Comprehensive Data Processing with NeMo Curator

Overview

NeMo Curator is NVIDIA's GPU-accelerated toolkit for preparing high-quality training data for large language models. Data quality is the single most impactful factor in LLM performance, and NeMo Curator provides the tools to transform raw web scrapes into clean, deduplicated, high-quality training corpora at scale. It delivers 16x faster fuzzy deduplication compared to CPU-based alternatives, 40% lower total cost of ownership, and near-linear scaling across GPU nodes.

The toolkit covers the complete data curation pipeline: quality filtering with 30+ heuristic filters, three levels of deduplication (exact, fuzzy via MinHash+LSH, and semantic via embeddings), PII redaction, language identification, toxicity filtering, and classifier-based quality scoring. Beyond text, NeMo Curator supports multi-modal data curation for images (aesthetic scoring, NSFW detection, CLIP embeddings), video (scene detection, clip extraction), and audio (ASR transcription, word error rate filtering).

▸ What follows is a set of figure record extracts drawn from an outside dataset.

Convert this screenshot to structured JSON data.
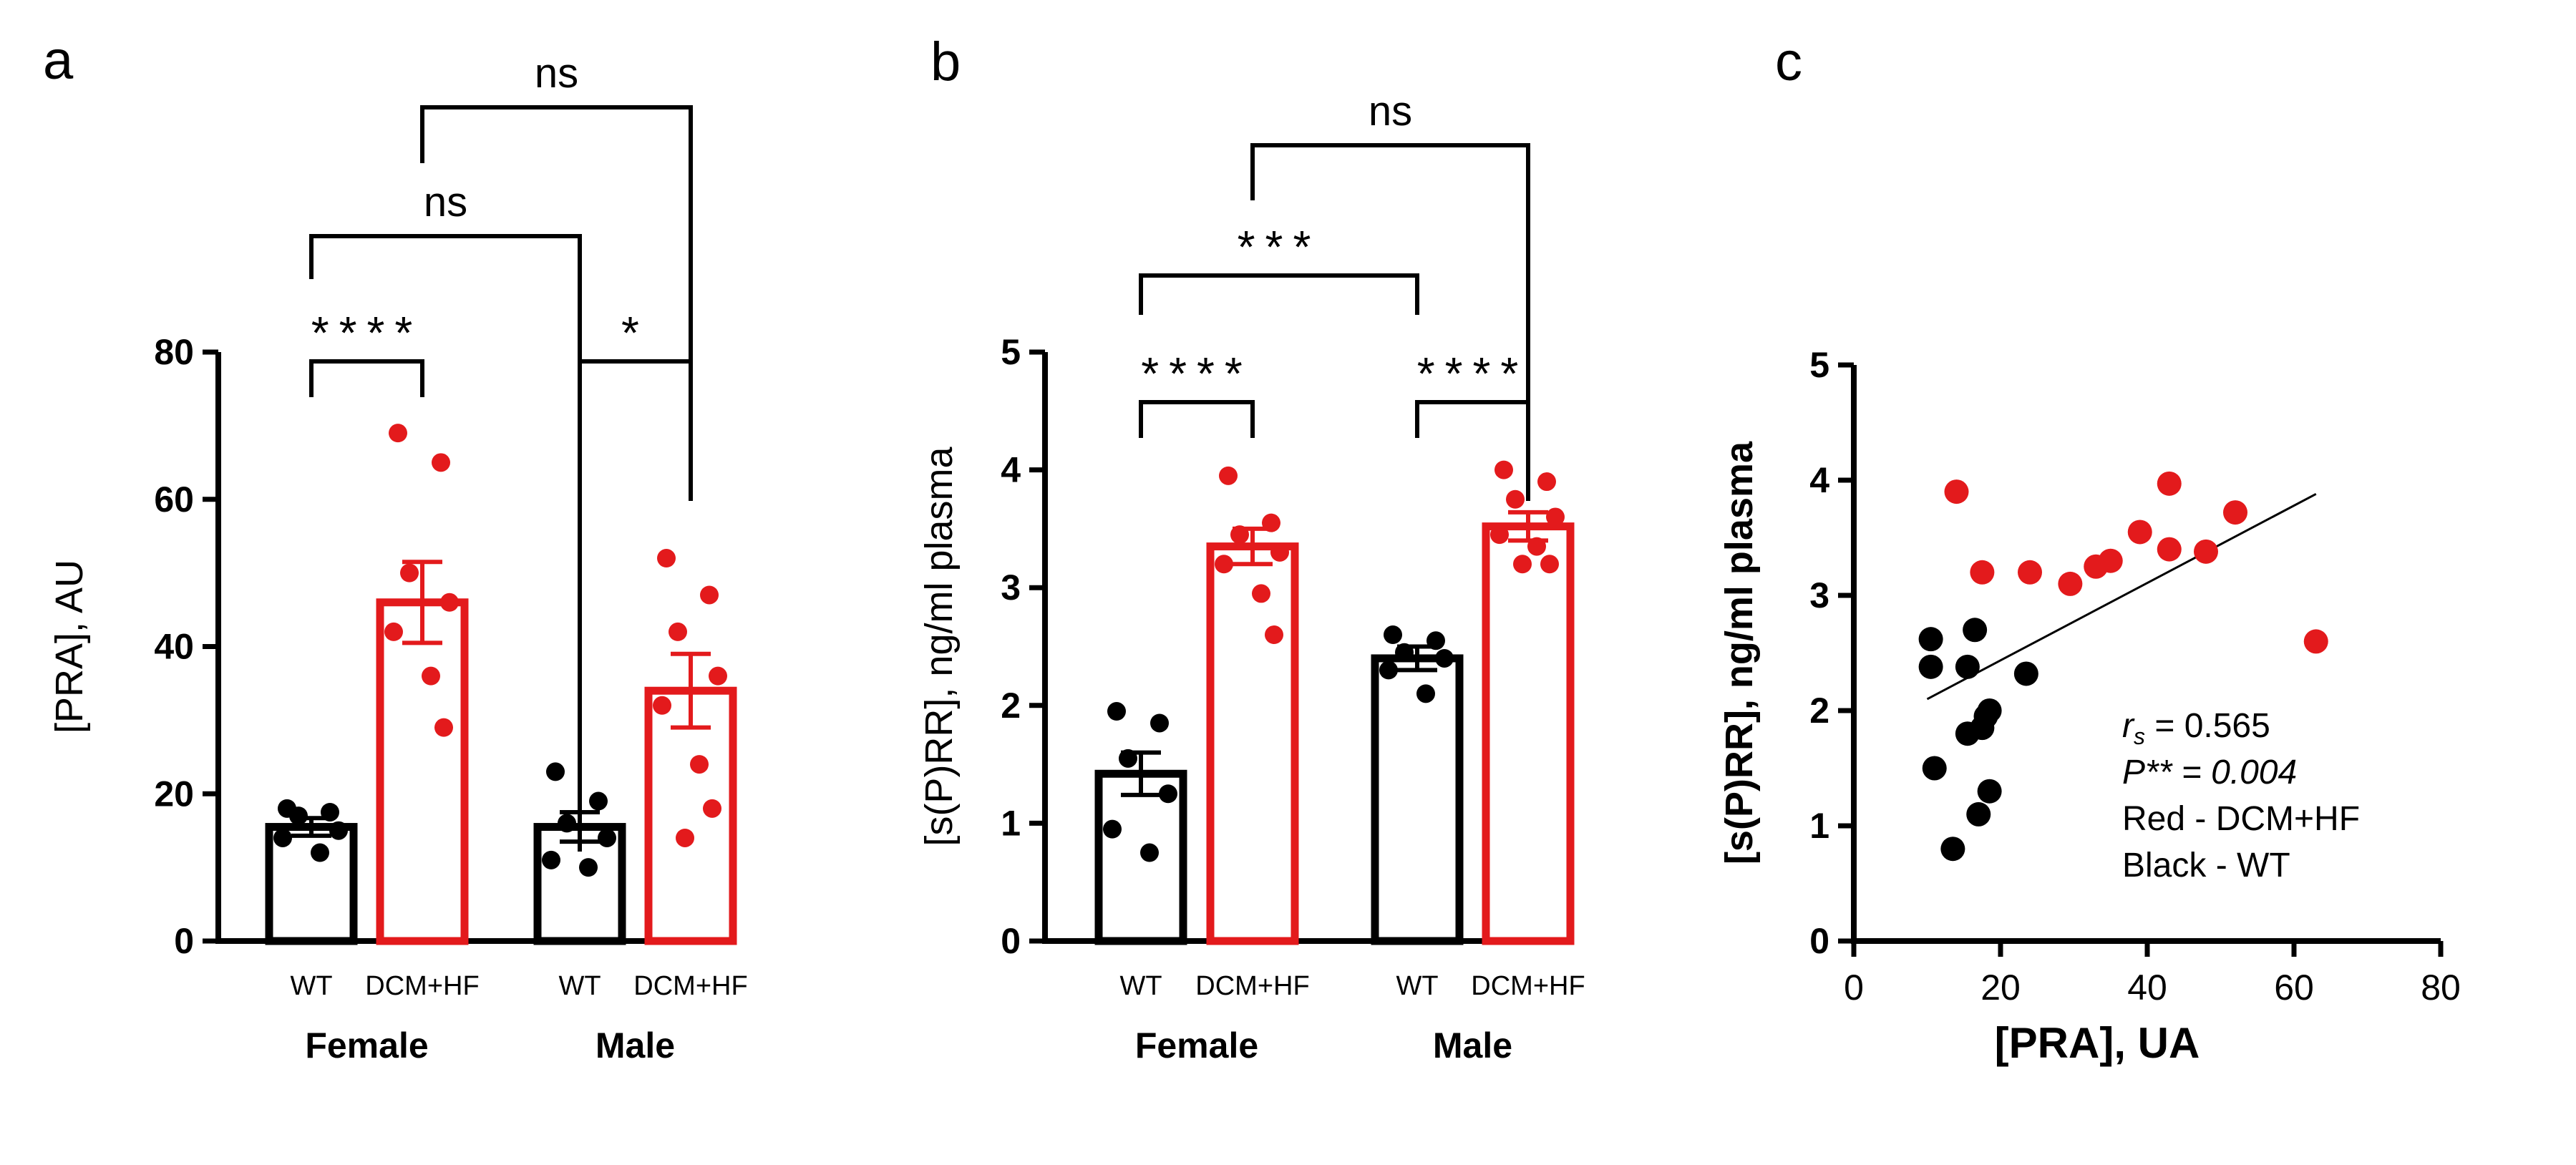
{
  "colors": {
    "wt": "#000000",
    "dcm": "#e31a1c",
    "axis": "#000000",
    "bracket": "#000000"
  },
  "panels": {
    "a": {
      "label": "a"
    },
    "b": {
      "label": "b"
    },
    "c": {
      "label": "c"
    }
  },
  "chart_data": [
    {
      "panel": "a",
      "type": "bar",
      "ylabel": "[PRA], AU",
      "ylim": [
        0,
        80
      ],
      "yticks": [
        0,
        20,
        40,
        60,
        80
      ],
      "groups": [
        "Female",
        "Male"
      ],
      "categories": [
        "WT",
        "DCM+HF",
        "WT",
        "DCM+HF"
      ],
      "bars": [
        {
          "group": "Female",
          "category": "WT",
          "color_key": "wt",
          "mean": 15.5,
          "sem": 1.2,
          "points": [
            18,
            17.5,
            17,
            15,
            14,
            12
          ]
        },
        {
          "group": "Female",
          "category": "DCM+HF",
          "color_key": "dcm",
          "mean": 46,
          "sem": 5.5,
          "points": [
            69,
            65,
            50,
            46,
            42,
            36,
            29
          ]
        },
        {
          "group": "Male",
          "category": "WT",
          "color_key": "wt",
          "mean": 15.5,
          "sem": 2.0,
          "points": [
            23,
            19,
            16,
            14,
            11,
            10
          ]
        },
        {
          "group": "Male",
          "category": "DCM+HF",
          "color_key": "dcm",
          "mean": 34,
          "sem": 5,
          "points": [
            52,
            47,
            42,
            36,
            32,
            24,
            18,
            14
          ]
        }
      ],
      "comparisons": [
        {
          "from": 0,
          "to": 1,
          "label": "****",
          "level": 1
        },
        {
          "from": 2,
          "to": 3,
          "label": "*",
          "level": 1
        },
        {
          "from": 0,
          "to": 2,
          "label": "ns",
          "level": 2
        },
        {
          "from": 1,
          "to": 3,
          "label": "ns",
          "level": 3
        }
      ]
    },
    {
      "panel": "b",
      "type": "bar",
      "ylabel": "[s(P)RR], ng/ml plasma",
      "ylim": [
        0,
        5
      ],
      "yticks": [
        0,
        1,
        2,
        3,
        4,
        5
      ],
      "groups": [
        "Female",
        "Male"
      ],
      "categories": [
        "WT",
        "DCM+HF",
        "WT",
        "DCM+HF"
      ],
      "bars": [
        {
          "group": "Female",
          "category": "WT",
          "color_key": "wt",
          "mean": 1.42,
          "sem": 0.18,
          "points": [
            1.95,
            1.85,
            1.55,
            1.25,
            0.95,
            0.75
          ]
        },
        {
          "group": "Female",
          "category": "DCM+HF",
          "color_key": "dcm",
          "mean": 3.35,
          "sem": 0.15,
          "points": [
            3.95,
            3.55,
            3.45,
            3.3,
            3.2,
            2.95,
            2.6
          ]
        },
        {
          "group": "Male",
          "category": "WT",
          "color_key": "wt",
          "mean": 2.4,
          "sem": 0.1,
          "points": [
            2.6,
            2.55,
            2.45,
            2.4,
            2.3,
            2.1
          ]
        },
        {
          "group": "Male",
          "category": "DCM+HF",
          "color_key": "dcm",
          "mean": 3.52,
          "sem": 0.12,
          "points": [
            4.0,
            3.9,
            3.75,
            3.6,
            3.45,
            3.35,
            3.2,
            3.2
          ]
        }
      ],
      "comparisons": [
        {
          "from": 0,
          "to": 1,
          "label": "****",
          "level": 1
        },
        {
          "from": 2,
          "to": 3,
          "label": "****",
          "level": 1
        },
        {
          "from": 0,
          "to": 2,
          "label": "***",
          "level": 2
        },
        {
          "from": 1,
          "to": 3,
          "label": "ns",
          "level": 3
        }
      ]
    },
    {
      "panel": "c",
      "type": "scatter",
      "xlabel": "[PRA], UA",
      "ylabel": "[s(P)RR], ng/ml plasma",
      "xlim": [
        0,
        80
      ],
      "ylim": [
        0,
        5
      ],
      "xticks": [
        0,
        20,
        40,
        60,
        80
      ],
      "yticks": [
        0,
        1,
        2,
        3,
        4,
        5
      ],
      "series": [
        {
          "name": "DCM+HF",
          "color_key": "dcm",
          "points": [
            [
              14,
              3.9
            ],
            [
              17.5,
              3.2
            ],
            [
              24,
              3.2
            ],
            [
              29.5,
              3.1
            ],
            [
              33,
              3.25
            ],
            [
              35,
              3.3
            ],
            [
              39,
              3.55
            ],
            [
              43,
              3.4
            ],
            [
              43,
              3.97
            ],
            [
              48,
              3.38
            ],
            [
              52,
              3.72
            ],
            [
              63,
              2.6
            ]
          ]
        },
        {
          "name": "WT",
          "color_key": "wt",
          "points": [
            [
              10.5,
              2.62
            ],
            [
              10.5,
              2.38
            ],
            [
              11,
              1.5
            ],
            [
              13.5,
              0.8
            ],
            [
              15.5,
              1.8
            ],
            [
              15.5,
              2.38
            ],
            [
              16.5,
              2.7
            ],
            [
              17,
              1.1
            ],
            [
              17.5,
              1.85
            ],
            [
              18,
              1.95
            ],
            [
              18.5,
              2.0
            ],
            [
              18.5,
              1.3
            ],
            [
              23.5,
              2.32
            ]
          ]
        }
      ],
      "fit_line": {
        "from": [
          10,
          2.1
        ],
        "to": [
          63,
          3.88
        ]
      },
      "annotations": {
        "rs_symbol": "r",
        "rs_sub": "s",
        "rs_value": "= 0.565",
        "p_text": "P** = 0.004",
        "legend_red": "Red - DCM+HF",
        "legend_black": "Black - WT"
      }
    }
  ]
}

NVIDIA used NeMo Curator internally to prepare training data for the Nemotron-4 model family, and the toolkit has been used by the open-source community to curate datasets like RedPajama v2 and subsets of The Pile. It is the production-grade choice for teams that need to process terabytes of data on GPU infrastructure.

When to Use

Preparing LLM training data from web scrapes like Common Crawl or WARC files
Deduplicating large text corpora where CPU-based deduplication is too slow
Building data curation pipelines that need to scale to terabytes of data
Filtering low-quality, toxic, or NSFW content from training datasets
Redacting personally identifiable information (PII) before model training
Curating multi-modal datasets combining text, images, video, and audio
Benchmarking data quality to determine impact on downstream model performance
Running GPU-accelerated NLP processing across a cluster of machines

Quick Start


# Text curation with CUDA 12 (recommended for GPU users)
uv pip install "nemo-curator[text_cuda12]"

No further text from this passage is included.